Member of the Canada Parliament for Ontario
- In office 1968–1979
- Preceded by: Michael Starr
- Succeeded by: Thomas Fennell

Personal details
- Born: December 29, 1928 Pickering, Ontario
- Died: September 30, 2016 (aged 87) Sidney, British Columbia
- Party: Liberal
- Spouse: Patricia Ann Cafik,
- Children: Monica, Julianna, Anthony, Yvonne, and Michael
- Cabinet: Minister of State (Multiculturalism)

= Norman Cafik =

Canadian politician

Norman Augustine Cafik, (December 29, 1928 – September 30, 2016) was a Canadian politician.

Born in Pickering, Ontario of a Ukrainian-Polish father and a Scottish-Irish mother, Cafik was unsuccessful in his attempts to win a seat in the House of Commons of Canada in the 1962 and 1963 elections, but was elected as the Liberal Member of Parliament (MP) for the riding of Ontario in the 1968 election.

Cafik's 1972 re-election, defeating former Diefenbaker era minister Frank Charles McGee was particularly notable. He was initially reported to have lost his riding, yielding a 108-seat tie between the Stanfield Progressive Conservatives and the Trudeau Liberals. Subsequent re-count confirmed Cafik's victory over McGee by 4 votes, giving the Liberals a two-seat lead in the minority parliament.

He attempted to move to provincial politics, running in 1973 for the leadership of the Ontario Liberal Party. He lost on the third ballot of the leadership convention to Robert Nixon.

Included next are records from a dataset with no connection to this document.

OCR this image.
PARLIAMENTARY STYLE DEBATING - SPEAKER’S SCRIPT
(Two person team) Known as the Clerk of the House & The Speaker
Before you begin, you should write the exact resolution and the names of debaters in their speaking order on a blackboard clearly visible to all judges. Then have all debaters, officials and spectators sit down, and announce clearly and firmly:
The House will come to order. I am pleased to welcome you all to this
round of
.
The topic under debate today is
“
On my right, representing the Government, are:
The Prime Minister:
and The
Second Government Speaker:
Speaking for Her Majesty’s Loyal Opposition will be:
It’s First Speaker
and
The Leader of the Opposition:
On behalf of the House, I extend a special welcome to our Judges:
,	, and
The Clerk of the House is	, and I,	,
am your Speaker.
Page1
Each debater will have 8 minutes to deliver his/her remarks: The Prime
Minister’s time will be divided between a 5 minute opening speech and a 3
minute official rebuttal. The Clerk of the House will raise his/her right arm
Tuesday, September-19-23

In 1977, he was the second person of Ukrainian descent to be appointed to the Canadian Cabinet when Prime Minister Pierre Trudeau made him Minister of State for Multiculturalism. (Michael Starr was appointed by John Diefenbaker as the first Ukrainian in Cabinet.) He lost his seat in the House in the 1979 election that defeated the Trudeau government and returned to private life. He died on September 30, 2016.